The Catlins Bat Project


The Catlins Area School has been actively involved in the ‘Catlins’ Bats on the Map’ Project.

The ‘bats project’ has been funded by Curious Minds’ Participatory Science Platform (PSP). By collaborating with bat and insect scientists and with community volunteers from the local branch of Forest & Bird, TCAS students have become well informed about bats, bat & moth ecology, how the environment of the Catlins is suitable for the endangered NZ Long-tailed Bat to survive and how bat researchers go about studying bats in the wild. 

The students have had a lot of fun creating bats in art, reading about bats and using recording equipment to discover that bats are flying across some of their paddocks and gardens at home. There was even a Bat Camp at Tawanui in November for Room 3.

Bat Camp 20

Year 12 student Lauren Grant has spent time during 2020 creating a media product in the 'community education' genre for her NCEA Level 2 Media Studies Course. Lauren's short film showcased the work completed across the community to preserve and monitor the local bat population. The film was an outcome supported by The Catlins Area School's staff professional development plan, to encourage projects reflecting the NPDL (New Pedagogies for Deep Learning) philosophy. Lauren's video was showcased by Catriona Gower at a bat conference in Te Anau.
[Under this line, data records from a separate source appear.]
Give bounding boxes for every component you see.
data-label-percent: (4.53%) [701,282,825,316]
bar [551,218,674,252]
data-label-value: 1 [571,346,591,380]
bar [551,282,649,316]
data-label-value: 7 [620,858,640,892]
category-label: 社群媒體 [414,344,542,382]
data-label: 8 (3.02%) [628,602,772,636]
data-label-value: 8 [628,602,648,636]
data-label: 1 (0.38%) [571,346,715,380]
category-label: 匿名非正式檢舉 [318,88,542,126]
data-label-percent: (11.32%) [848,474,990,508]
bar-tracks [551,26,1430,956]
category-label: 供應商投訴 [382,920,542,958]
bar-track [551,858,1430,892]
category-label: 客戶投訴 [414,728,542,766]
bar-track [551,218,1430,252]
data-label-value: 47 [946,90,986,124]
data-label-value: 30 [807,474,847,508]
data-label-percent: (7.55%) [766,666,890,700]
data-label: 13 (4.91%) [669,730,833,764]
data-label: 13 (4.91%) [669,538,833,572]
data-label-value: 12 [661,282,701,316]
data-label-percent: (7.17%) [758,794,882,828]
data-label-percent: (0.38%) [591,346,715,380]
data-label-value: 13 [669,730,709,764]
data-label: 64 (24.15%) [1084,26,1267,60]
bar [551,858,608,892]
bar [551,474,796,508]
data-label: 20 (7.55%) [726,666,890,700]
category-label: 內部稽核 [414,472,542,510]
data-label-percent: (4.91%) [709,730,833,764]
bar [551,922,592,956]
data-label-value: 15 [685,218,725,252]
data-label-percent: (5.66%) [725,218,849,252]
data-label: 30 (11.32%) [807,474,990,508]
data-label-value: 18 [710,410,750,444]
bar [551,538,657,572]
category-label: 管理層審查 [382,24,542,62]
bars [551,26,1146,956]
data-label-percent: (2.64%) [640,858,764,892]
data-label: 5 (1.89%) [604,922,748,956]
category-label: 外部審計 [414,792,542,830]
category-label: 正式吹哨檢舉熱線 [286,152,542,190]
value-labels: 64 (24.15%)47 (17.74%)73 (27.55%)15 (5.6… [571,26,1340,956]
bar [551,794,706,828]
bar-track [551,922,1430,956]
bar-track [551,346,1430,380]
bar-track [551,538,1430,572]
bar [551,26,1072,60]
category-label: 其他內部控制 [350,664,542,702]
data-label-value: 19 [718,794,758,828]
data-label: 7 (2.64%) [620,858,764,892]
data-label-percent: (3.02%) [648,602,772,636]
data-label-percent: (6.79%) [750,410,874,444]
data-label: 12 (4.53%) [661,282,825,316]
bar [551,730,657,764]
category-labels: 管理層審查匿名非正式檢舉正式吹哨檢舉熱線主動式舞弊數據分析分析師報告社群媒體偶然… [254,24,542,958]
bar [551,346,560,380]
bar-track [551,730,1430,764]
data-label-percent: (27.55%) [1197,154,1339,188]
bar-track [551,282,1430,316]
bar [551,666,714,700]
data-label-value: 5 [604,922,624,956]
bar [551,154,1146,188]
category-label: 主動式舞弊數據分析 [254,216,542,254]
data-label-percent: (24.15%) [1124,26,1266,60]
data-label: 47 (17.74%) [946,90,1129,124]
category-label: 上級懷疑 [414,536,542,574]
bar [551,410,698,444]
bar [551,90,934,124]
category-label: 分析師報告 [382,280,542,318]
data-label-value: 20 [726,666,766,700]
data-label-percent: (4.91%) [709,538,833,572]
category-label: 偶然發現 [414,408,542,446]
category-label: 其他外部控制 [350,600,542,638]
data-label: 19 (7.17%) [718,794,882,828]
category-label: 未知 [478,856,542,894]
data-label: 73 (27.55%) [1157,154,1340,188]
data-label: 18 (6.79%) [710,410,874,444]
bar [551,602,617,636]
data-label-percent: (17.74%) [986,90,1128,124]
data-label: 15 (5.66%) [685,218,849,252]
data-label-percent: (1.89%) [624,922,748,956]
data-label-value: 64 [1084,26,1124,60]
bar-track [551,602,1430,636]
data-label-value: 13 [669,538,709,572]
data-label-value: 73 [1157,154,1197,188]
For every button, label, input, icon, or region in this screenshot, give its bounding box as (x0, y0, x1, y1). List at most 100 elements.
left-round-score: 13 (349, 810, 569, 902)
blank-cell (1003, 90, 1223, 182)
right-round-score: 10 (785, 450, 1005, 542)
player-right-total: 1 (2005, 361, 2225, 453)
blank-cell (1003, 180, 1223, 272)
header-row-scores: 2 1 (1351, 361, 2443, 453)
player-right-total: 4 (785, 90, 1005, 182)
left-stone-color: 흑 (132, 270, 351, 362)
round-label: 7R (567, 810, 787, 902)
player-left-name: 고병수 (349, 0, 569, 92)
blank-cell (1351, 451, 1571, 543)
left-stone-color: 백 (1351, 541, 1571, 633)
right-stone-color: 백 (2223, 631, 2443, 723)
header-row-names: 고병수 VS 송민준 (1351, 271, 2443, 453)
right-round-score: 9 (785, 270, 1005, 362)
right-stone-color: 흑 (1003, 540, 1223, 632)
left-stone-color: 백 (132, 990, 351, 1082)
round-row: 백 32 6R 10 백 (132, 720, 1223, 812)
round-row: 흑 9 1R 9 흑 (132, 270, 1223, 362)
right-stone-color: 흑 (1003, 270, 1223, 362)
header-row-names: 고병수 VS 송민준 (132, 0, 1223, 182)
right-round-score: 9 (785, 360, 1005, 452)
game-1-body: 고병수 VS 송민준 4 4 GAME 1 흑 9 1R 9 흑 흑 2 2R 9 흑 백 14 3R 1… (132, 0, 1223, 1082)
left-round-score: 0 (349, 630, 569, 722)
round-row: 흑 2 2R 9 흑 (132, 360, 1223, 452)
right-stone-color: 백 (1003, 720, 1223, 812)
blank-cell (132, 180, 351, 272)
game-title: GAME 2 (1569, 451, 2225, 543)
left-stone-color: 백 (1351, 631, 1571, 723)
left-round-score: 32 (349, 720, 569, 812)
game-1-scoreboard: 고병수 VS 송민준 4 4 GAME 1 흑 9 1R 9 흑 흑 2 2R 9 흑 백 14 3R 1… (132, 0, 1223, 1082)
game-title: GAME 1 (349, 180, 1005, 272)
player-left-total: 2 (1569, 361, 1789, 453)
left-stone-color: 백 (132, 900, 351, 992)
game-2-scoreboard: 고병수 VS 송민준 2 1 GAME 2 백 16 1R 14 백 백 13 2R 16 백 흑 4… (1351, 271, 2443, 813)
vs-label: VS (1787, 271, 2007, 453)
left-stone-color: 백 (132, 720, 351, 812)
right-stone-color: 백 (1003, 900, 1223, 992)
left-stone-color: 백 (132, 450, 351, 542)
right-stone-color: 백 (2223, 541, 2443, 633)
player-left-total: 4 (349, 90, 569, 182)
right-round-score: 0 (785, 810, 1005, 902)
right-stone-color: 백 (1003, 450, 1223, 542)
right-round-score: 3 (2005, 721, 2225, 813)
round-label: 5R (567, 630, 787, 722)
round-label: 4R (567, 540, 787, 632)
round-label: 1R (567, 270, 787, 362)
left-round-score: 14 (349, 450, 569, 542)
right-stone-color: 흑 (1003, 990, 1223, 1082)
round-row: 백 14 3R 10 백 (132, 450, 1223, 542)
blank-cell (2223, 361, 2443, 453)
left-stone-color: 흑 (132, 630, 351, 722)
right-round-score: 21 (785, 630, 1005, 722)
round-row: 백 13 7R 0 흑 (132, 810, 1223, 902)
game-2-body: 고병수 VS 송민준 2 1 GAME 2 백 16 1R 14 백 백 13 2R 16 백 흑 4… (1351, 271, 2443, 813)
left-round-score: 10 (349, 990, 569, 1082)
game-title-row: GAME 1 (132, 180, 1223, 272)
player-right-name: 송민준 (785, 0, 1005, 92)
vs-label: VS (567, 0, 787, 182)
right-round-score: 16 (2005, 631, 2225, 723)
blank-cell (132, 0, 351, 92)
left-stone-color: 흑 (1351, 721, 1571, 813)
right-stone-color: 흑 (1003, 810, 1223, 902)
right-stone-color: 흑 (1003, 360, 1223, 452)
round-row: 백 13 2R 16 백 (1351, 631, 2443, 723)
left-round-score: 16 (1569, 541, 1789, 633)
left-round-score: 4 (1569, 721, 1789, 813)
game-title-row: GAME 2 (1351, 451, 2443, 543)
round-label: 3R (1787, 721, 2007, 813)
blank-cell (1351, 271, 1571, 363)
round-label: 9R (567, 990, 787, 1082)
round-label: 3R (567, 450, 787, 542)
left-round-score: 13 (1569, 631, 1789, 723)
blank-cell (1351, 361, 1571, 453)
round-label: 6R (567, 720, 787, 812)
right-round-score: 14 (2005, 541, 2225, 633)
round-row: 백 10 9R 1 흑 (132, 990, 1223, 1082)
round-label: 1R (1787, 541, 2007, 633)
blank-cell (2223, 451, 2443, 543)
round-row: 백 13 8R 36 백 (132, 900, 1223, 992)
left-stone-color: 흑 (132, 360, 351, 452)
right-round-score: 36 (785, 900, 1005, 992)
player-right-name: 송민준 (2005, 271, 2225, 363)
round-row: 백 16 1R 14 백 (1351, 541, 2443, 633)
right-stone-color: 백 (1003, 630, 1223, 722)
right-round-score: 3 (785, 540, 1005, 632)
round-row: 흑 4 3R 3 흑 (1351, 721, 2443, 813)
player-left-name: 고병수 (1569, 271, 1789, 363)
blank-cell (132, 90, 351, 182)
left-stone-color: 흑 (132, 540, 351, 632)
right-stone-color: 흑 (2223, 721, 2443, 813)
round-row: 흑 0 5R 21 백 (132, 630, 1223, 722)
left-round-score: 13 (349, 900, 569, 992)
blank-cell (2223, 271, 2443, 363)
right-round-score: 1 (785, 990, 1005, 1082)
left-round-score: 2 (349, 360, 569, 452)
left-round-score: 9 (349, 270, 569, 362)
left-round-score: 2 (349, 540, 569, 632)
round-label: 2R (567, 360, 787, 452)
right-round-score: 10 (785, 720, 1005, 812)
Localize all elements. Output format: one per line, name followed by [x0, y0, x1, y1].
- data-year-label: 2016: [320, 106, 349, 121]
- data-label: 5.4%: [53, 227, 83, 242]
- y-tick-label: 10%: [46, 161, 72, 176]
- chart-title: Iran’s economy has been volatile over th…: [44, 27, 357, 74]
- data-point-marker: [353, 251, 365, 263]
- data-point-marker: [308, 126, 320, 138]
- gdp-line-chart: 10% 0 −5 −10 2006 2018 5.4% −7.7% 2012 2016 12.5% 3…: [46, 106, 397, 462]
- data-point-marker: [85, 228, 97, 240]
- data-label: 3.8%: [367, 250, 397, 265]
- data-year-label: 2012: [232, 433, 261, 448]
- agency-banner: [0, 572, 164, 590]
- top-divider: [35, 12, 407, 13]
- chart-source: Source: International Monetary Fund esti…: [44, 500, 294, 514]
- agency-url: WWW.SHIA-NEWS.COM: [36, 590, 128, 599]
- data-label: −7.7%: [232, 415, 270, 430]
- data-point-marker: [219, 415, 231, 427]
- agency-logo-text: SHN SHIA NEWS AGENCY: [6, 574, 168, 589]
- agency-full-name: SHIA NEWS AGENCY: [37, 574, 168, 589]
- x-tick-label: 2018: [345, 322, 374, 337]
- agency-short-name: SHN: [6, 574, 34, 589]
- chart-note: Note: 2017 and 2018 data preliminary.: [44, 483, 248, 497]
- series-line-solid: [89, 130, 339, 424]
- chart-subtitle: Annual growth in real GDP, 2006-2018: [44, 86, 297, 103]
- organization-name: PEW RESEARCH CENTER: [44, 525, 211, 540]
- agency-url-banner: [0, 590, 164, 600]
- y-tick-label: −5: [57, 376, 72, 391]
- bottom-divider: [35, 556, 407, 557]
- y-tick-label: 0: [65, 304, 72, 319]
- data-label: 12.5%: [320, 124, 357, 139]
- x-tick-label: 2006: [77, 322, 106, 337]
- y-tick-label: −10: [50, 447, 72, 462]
Over the second half of 2020, it is hoped students will undertake their own detailed investigations to find the best foraging places for local bats and attempt to work out where they might be roosting through the daytime. More bat inspired creativity is also being planned. By the time the project exhibition is installed in the Owaka Museum (now in June 2021), TCAS students’ work will be contributing to putting Catlins’ Bats on the Map in all respects.